An investigation into the radial-mode abrasive waterjet turning process on high tensile steels

Abstract

Abstract A study of the radial-mode abrasive waterjet (AWJ) turning process is presented and discussed. An experimental investigation is carried out first to understand the material removal process and mechanisms as well as the effect of process variables (feed speed, water pressure, abrasive mass flow rate, nozzle tilt angle, and rotational surface speed) on the depth of cut, material removal rate (MRR) and surface roughness when turning an AISI4340 high tensile steel. It is found that this cutting mode is advantageous for high MRR, as compared to the traditional offset-mode turning, through the maximum use of jet energy for material removal as well as employing the optimum jet impact angle and high workpiece surface speed.
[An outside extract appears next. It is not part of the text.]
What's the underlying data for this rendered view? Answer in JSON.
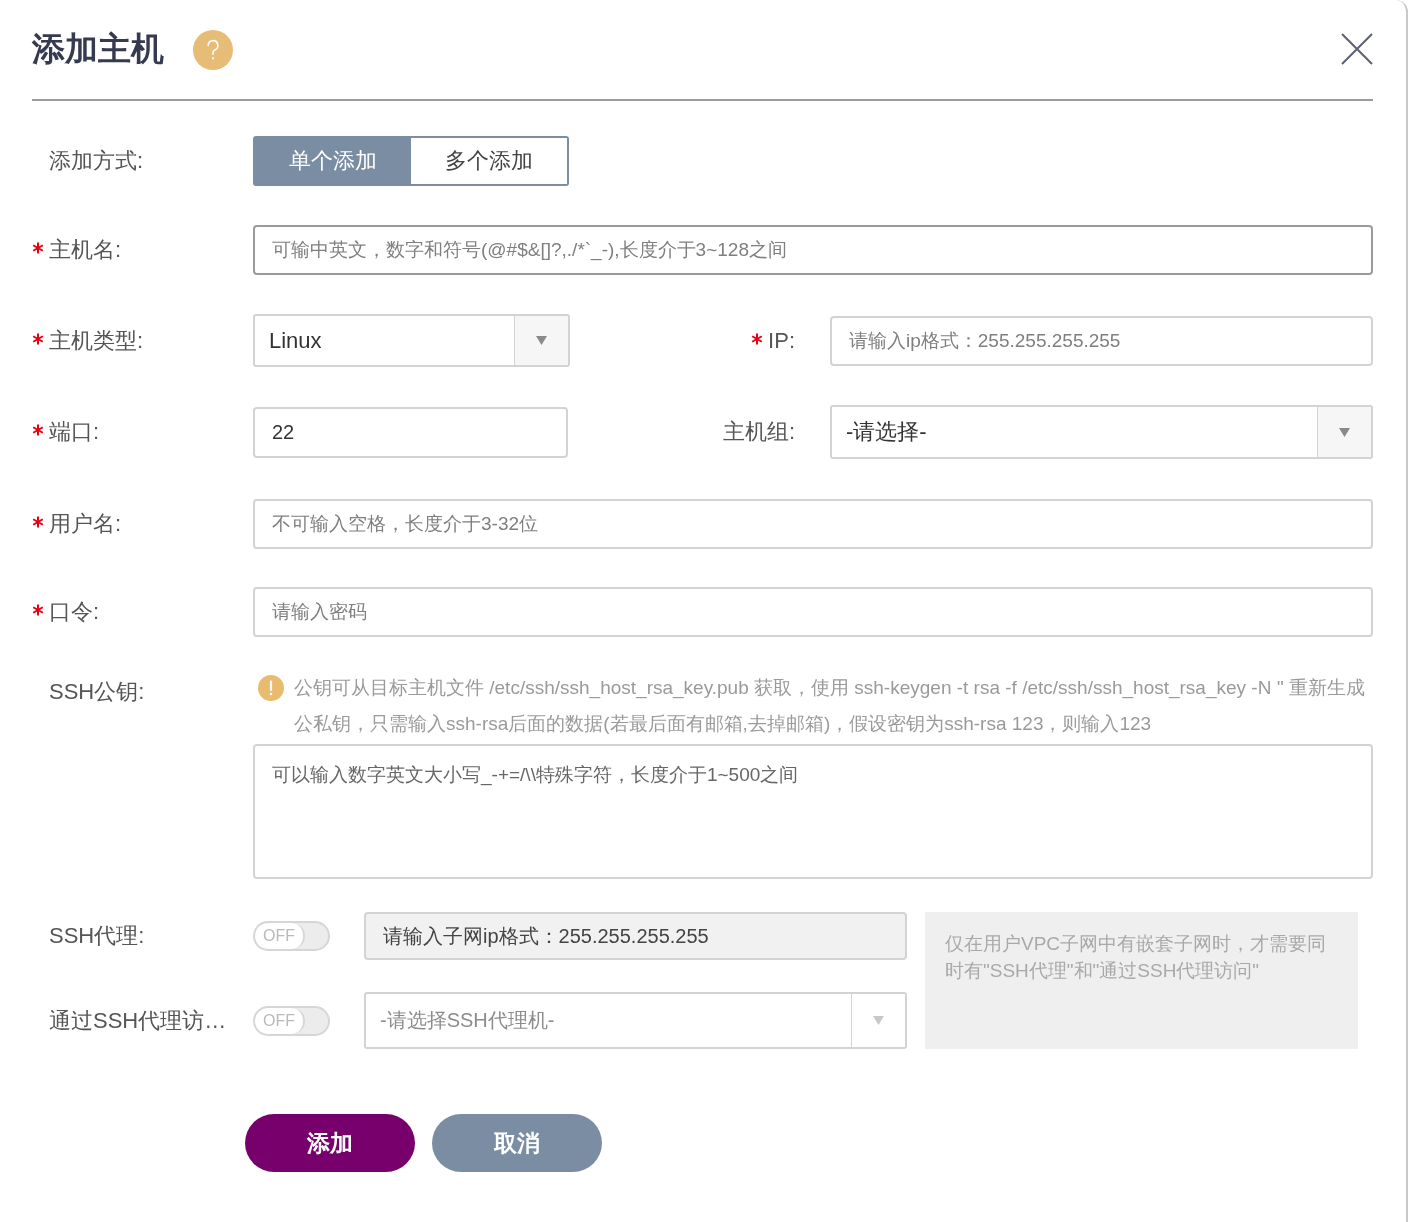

The most efficient conditions to maximize depth of cut are found to be at the normal jet angle, higher water pressure, higher surface speed and lower feed speed. Yet, lower surface speed is not good for either MRR or surface quality. At high surface speeds, increasing the depth of cut always comes at the expense of poorer surface quality. In order to estimate the depth of cut on a mathematical basis, a dimensional analysis has then been conducted and a model for the depth of cut has been developed and verified. The model predictions are found to be in good agreement with the experimental results with an average error of 0.2%.